In the past, I sometimes noticed that after updating and rebooting my cloud server that runs around 12 virtual machines, memory use would decrease a few hours after reboot. The reason for this is that the kernel looks for duplicate pages and combines them. And when running 12 virtual machines, most with the same operating system and applications, a lot of optimization is possible. But that’s about all I knew about it so far. Recently, however, I stumbled across the kernel feature that perform this optimization and reports interesting details to userspace upon request: The Kernel Samepage Merging.

The mechanism is described on kernel.org and here’s what I found on my cloud server with the afore mentioned 12 VMs:

  • cat /sys/kernel/mm/ksm/pages_shared
    256448
  • cat /sys/kernel/mm/ksm/pages_sharing
    1249897
  • cat /sys/kernel/mm/ksm/pages_unshared
    2143748
  • cat /sys/kernel/mm/ksm/full_scans
    143
  • cat /sys/kernel/mm/ksm/pages_to_scan
    100
  • cat /sys/kernel/mm/ksm/sleep_millisecs
    200

The values above indicated that KSM has detected 1249897 pages that can be shared and has reduced them to 256448 pages.
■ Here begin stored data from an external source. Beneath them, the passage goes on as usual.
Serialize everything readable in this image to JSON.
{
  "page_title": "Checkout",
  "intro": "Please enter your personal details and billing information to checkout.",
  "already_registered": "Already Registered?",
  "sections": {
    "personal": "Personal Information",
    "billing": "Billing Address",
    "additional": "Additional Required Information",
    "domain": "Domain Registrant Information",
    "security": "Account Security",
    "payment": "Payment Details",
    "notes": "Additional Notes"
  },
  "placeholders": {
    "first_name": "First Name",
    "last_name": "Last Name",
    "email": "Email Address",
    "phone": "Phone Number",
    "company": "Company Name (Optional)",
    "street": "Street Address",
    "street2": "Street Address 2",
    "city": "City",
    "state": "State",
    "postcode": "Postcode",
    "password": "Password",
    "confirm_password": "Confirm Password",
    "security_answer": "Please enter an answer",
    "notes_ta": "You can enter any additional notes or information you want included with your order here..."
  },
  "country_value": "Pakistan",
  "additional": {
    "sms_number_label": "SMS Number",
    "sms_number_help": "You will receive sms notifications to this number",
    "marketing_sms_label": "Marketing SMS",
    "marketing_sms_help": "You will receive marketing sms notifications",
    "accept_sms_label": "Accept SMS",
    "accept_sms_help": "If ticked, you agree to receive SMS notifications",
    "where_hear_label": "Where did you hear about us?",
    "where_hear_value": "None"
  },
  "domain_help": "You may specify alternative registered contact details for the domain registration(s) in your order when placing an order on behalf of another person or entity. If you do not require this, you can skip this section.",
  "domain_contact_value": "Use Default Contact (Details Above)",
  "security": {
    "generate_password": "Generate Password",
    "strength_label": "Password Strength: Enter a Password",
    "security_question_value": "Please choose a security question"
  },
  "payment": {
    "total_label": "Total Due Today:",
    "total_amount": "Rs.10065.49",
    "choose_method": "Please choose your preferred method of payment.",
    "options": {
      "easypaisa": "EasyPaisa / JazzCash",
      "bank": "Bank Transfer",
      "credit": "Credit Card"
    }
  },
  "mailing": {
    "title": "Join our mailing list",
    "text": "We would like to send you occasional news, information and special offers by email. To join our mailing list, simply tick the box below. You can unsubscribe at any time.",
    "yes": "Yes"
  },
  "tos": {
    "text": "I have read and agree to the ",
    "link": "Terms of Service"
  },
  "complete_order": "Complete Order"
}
As my server uses a page size of 4k that’s around 5 GB of RAM that have been compacted into around 1 GB of RAM, i.e. a ratio of 1:5 and around 4 GB less RAM used. Very nice!

The pages_to_scan and sleep_millisecs explain why it takes a few hours after starting all VMs at once after a reboot before one sees a significant reduction in memory use: Around 16 GB of RAM are used on my server, i.e. 4 million pages (a very rough approximation, agreed). With a scan rate of 500 pages a second, it takes around 2.5 hours to go through memory once. This is confirmed by the full_scans value which increased by 3 after around 7 hours. It all adds up nicely.